29. At the very outset, the learned rival representatives submitted that this issue is squarely covered in favour of the assessee in assessee's own case for asst. yrs. 1989-90 and 1990-91 in ITA No. 767/Jp/1994 decided on 27th Sept., 2000.

30. After perusal of the Tribunal orders, we agree with the learned Authorized Representative and the learned Departmental Representative that this issue is covered in favour of the assessee. So, respectfully following the Tribunal order, we dismiss this ground of appeal.

31. The third ground pertains to deletion of disallowance of Rs. 53,291 on account of travelling expenses.

32. The AO made an addition of Rs. 53,291 on the ground that the assessee had not produced evidence in respect of travelling expenses before him to the effect that the expenditure has been incurred wholly and exclusively for the purpose of business. The learned CIT(A), relying on the decisions of the Hon'ble Calcutta High Court in the case of CIT v. Vidyut Metallics Ltd. (1993) 203 ITR 779 (Cal) and the decision of the Tribunal, Ahmedabad Bench in New Bharat Engineering Works (Jam) Ltd. v.

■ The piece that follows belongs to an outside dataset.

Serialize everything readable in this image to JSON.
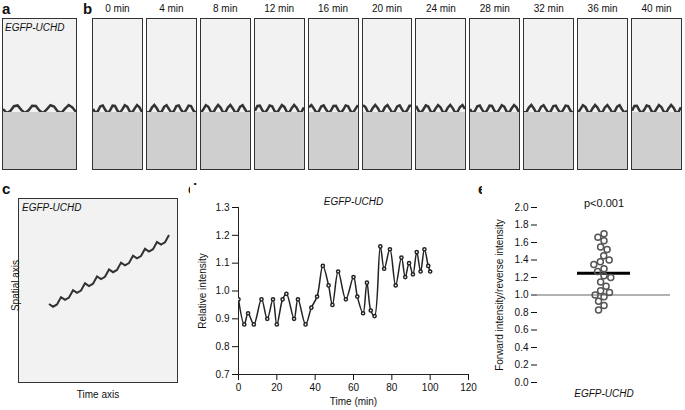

ITO (1992) 44 TTJ (Ahd) 522 and the learned Authorized Representatives submission that the expenditure incurred during the course of stay relating to telephone, local conveyance, postal expenditure, medical expenditure are not to be taken into account for the purpose of disallowance under Rule 6D because such expenditure is normal business expenditure for the purpose of working out disallowance under Rule 6D, only the expenditure relating to the journey, boarding and lodging is to be taken into account, deleted the addition made by the AO.

33. After hearing both the learned rival representatives, we are of the considered opinion that the finding of the learned CIT(A) is quite justified and we find no reason to interfere with the same.

34. In the result, the appeal of the Department in ITA No. 116/Ju/1998 is dismissed.

35. Now we shall take up ITA No. 248/Ju/1998 for asst. yr. 1994-95.

36. Ground No. 1 stands disposed of by us while deciding ground No. 2 in asst. yr. 1993-94. So, this ground is also decided accordingly.

37. Ground No. 2 has been decided by us above while deciding ground No. 2 in asst. yr. 1991-92.

38. Ground No. 3 has been decided by us above in ground No. 4 for asst. yr. 1993-94.

39. Ground No. 4 has been discussed and decided by us above while deciding ground No. 1 in asst. yrs. 1993-94 and 1991-92.

40. In the result, the appeal of the Department in ITA No. 248/Ju/1998 is dismissed.

41. In the result, all the three appeals filed by the Department are dismissed.